If $d=1$, the number of elements is $p-1$, that is, the whole range. If $d = 2$, this number is the number of elements such that $a^{(p-1)/2} = 1$, that is, the number of quadratic residues modulo $p$ (excluding 0), which happens to be $(p-1)/2$.
More generally, since $\mathbb{F}_p^{\ast}$ is cyclic every element can be represented as $g^e$, for some primitive element $g$ and an exponent $e$. Our goal is to count the number of solutions $e$ to
$$
g^{e(p-1)/d} = 1 \pmod{p}\,,
$$
or in other words
$$
e(p-1)/d = 0 \pmod{p-1}\,,
$$
which we can see is the number of multiples of $d$ up to $p-1$, i.e., $\frac{p-1}{d}$.
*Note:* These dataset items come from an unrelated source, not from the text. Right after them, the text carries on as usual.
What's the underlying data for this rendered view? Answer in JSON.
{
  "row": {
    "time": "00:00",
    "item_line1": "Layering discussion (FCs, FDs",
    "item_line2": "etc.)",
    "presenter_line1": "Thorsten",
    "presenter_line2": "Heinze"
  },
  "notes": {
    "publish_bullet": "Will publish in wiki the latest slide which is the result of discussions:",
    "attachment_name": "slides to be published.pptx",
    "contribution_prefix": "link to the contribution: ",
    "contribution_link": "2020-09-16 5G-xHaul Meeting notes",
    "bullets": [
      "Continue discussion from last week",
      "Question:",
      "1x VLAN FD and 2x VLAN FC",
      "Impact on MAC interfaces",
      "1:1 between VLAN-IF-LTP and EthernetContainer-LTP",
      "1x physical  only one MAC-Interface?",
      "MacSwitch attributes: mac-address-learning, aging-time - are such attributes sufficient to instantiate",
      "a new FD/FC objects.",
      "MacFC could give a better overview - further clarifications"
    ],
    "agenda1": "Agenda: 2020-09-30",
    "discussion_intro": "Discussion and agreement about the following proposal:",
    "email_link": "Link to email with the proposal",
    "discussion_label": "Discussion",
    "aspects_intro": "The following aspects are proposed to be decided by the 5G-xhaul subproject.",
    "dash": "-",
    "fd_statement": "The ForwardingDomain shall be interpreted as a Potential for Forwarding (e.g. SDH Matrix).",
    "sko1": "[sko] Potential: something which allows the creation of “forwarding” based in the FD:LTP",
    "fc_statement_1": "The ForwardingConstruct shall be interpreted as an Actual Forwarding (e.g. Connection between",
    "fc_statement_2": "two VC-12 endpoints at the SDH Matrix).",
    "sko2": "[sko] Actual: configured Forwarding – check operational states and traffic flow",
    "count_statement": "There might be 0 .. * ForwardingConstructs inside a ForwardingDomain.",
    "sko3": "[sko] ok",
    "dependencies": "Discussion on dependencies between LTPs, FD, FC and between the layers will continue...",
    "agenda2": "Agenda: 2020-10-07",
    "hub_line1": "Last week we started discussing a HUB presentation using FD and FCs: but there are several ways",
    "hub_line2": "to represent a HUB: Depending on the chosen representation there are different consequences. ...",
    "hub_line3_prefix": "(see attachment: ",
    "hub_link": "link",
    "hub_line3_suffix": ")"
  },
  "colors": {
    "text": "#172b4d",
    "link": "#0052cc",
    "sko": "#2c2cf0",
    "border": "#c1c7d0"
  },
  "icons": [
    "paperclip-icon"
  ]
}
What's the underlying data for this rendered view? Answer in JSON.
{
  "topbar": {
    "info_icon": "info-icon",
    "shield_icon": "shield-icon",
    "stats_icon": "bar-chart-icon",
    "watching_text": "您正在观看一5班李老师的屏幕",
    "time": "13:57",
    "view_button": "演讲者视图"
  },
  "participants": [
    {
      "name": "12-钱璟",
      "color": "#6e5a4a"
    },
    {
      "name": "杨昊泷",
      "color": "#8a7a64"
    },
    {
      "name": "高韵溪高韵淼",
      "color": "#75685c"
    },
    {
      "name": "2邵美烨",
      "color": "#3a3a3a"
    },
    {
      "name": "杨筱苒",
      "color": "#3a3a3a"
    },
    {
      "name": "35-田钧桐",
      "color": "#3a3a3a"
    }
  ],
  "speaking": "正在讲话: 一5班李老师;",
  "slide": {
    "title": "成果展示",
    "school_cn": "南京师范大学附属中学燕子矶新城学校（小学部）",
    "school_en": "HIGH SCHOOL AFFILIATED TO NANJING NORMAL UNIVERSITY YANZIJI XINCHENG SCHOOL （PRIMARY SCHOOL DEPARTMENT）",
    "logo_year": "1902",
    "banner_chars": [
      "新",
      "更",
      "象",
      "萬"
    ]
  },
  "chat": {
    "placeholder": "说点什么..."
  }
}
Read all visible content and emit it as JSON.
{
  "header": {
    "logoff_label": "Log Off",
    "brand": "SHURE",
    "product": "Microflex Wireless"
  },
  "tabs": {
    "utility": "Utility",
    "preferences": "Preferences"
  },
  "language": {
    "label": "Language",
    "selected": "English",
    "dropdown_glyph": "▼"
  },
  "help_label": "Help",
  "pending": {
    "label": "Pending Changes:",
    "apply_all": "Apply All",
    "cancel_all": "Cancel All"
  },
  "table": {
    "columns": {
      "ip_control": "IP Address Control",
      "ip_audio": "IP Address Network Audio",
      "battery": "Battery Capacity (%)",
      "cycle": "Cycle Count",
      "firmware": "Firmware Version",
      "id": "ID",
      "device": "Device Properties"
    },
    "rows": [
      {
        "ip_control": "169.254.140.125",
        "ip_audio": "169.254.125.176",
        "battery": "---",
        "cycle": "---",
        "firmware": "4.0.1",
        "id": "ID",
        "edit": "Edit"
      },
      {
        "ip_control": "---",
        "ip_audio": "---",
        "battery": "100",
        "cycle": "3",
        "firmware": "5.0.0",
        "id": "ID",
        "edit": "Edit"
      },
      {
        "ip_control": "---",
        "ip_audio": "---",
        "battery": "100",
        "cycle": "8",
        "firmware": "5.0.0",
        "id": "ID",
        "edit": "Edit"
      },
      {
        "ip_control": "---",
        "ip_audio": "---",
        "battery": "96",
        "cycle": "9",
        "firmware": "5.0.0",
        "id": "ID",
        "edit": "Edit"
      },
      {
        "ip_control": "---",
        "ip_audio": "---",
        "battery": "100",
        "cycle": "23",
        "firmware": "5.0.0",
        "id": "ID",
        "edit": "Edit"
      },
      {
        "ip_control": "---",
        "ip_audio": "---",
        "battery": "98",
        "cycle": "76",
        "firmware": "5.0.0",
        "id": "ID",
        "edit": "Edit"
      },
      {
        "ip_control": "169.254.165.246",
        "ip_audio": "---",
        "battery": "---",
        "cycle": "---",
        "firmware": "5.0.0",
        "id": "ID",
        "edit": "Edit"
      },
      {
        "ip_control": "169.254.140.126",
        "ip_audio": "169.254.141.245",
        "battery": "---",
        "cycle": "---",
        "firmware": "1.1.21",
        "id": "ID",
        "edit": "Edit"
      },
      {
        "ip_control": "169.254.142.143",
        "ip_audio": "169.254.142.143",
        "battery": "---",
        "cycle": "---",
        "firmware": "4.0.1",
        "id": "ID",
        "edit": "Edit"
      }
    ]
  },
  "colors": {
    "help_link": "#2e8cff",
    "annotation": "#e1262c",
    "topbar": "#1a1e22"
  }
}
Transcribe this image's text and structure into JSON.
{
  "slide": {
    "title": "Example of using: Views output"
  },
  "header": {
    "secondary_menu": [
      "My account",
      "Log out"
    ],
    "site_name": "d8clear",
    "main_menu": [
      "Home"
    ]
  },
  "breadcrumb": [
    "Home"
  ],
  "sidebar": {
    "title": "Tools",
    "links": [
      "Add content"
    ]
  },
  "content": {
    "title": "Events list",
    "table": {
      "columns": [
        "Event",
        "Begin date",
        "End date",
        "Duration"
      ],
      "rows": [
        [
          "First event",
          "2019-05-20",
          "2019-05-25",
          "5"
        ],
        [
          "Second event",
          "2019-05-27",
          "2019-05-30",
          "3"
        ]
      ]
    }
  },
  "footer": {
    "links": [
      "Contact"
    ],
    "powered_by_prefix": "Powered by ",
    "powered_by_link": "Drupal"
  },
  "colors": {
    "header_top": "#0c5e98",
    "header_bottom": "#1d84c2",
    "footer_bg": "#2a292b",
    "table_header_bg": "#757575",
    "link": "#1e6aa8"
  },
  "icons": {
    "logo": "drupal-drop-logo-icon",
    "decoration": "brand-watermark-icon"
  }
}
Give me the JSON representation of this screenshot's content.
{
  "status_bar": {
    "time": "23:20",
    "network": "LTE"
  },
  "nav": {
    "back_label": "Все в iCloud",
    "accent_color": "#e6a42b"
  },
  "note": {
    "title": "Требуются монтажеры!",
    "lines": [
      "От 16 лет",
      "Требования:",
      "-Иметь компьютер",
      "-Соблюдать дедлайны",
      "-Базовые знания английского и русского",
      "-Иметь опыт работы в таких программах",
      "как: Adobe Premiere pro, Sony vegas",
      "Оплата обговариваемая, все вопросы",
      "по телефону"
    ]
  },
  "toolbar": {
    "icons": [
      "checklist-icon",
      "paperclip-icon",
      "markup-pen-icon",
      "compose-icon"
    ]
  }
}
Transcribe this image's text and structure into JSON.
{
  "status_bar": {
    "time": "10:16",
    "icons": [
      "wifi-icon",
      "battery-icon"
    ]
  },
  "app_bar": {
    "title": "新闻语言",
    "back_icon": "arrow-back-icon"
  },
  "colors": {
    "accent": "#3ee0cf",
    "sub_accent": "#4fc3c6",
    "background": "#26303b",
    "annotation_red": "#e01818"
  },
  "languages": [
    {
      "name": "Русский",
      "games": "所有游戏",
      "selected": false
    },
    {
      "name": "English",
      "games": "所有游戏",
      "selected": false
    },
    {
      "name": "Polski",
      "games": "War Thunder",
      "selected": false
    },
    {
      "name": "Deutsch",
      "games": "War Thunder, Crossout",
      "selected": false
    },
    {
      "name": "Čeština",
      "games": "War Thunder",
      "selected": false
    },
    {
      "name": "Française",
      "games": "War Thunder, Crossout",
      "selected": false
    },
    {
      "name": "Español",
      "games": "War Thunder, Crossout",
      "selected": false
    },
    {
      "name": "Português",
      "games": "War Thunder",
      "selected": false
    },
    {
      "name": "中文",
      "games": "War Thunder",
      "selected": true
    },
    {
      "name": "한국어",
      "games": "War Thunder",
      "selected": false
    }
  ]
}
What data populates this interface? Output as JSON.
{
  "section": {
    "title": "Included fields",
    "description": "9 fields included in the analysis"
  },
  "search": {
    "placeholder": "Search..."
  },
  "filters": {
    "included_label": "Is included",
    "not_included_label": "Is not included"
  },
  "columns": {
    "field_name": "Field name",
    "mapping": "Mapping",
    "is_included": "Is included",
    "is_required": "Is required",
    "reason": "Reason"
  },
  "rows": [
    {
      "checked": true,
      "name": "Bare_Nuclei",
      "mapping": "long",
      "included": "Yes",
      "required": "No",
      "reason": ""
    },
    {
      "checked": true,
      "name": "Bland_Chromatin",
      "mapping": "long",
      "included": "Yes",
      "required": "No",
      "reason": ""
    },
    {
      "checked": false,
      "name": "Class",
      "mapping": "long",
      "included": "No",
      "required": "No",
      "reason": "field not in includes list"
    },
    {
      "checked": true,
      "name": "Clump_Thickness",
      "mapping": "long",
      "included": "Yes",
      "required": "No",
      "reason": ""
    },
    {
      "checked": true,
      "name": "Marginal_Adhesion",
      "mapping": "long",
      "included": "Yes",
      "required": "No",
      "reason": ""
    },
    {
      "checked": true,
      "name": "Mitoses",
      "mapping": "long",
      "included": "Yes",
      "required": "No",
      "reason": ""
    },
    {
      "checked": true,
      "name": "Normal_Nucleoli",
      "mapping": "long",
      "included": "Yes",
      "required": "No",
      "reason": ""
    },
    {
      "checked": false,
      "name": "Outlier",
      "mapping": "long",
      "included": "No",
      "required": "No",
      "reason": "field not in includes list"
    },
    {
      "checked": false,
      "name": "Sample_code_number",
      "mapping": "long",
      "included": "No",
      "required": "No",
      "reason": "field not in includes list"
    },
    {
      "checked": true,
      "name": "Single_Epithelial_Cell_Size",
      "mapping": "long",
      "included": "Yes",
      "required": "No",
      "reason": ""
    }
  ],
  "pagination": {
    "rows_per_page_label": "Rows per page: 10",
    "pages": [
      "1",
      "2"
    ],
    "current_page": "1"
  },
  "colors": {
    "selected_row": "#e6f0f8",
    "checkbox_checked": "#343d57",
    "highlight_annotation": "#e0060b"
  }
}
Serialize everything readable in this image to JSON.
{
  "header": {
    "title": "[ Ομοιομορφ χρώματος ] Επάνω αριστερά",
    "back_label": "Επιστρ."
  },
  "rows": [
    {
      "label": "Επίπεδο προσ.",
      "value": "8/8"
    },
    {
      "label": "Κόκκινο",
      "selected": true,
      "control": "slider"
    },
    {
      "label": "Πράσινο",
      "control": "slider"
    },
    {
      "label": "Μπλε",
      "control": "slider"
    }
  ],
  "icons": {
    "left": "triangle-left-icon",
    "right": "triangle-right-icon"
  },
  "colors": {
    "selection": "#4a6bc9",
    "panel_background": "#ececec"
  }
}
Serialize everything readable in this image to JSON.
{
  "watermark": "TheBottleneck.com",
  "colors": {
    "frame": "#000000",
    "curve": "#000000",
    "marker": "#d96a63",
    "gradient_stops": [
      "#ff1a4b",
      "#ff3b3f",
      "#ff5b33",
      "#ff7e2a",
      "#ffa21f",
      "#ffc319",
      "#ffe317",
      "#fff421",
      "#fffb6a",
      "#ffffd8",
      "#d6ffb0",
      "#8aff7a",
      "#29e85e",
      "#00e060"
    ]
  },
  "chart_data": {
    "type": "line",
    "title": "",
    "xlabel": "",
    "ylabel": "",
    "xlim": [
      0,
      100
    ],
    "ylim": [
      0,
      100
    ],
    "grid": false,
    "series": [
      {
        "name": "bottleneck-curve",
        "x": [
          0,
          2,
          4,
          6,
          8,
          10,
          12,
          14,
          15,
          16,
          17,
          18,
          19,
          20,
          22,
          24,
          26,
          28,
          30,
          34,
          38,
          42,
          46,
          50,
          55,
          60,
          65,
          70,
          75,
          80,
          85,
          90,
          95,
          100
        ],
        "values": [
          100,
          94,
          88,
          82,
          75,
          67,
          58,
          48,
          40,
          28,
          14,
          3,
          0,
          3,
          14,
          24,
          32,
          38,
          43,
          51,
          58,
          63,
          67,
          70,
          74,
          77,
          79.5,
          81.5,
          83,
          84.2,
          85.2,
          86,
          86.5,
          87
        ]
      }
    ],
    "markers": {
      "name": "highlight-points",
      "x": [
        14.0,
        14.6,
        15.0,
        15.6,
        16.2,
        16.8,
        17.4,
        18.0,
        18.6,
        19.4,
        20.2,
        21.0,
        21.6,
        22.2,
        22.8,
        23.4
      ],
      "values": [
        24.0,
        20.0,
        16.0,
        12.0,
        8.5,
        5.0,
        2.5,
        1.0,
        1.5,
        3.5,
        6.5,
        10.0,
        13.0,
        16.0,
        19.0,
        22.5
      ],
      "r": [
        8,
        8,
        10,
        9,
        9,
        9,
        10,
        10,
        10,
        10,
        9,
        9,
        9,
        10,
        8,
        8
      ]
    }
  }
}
Let $d$ be product of factors of $p-1$ that $B$ does not contain, i.e., $d = \frac{p-1}{\gcd(p-1, B)}$. Then the probability of the order of a randomly selected $a$ splitting $n$ is given by
$$
\frac{(p-1)/d}{p-1} = \frac{1}{d}\,.
$$
For example, suppose $p = 15554690395797258751$. Now suppose $B$ contains all the factors of $p-1 = 2\cdot 3 \cdot 5^4 \cdot 11 \cdot 1021 \cdot 25013 \cdot 14765423$ except $2$. Then the probability that $p-1$ factorization works is $1/2$. If $B$ on the other hand is too low and doesn't include $14765423$, which is the more likely case, the factorization probability becomes $1/14765423$.
For $q-1$ the same considerations apply. However, when considering both $p-1$ and $q-1$ at the same time, one needs to subtract the case where both succeed, in which case there is also no factorization. Like above, suppose $d_1$ are the missing $p-1$ factors from $B$, and $d_2$ the ones from $q-1$. Then we have a probability of success
$$
\frac{1}{d_1}\left(1 - \frac{1}{d_2}\right) + \frac{1}{d_2}\left(1 - \frac{1}{d_1}\right) = \frac{1}{d_1} + \frac{1}{d_2} - \frac{2}{d_1d_2}\,,
$$
that is, $p-1$ succeeds and $q-1$ fails, or $q-1$ succeeds and $p-1$ fails.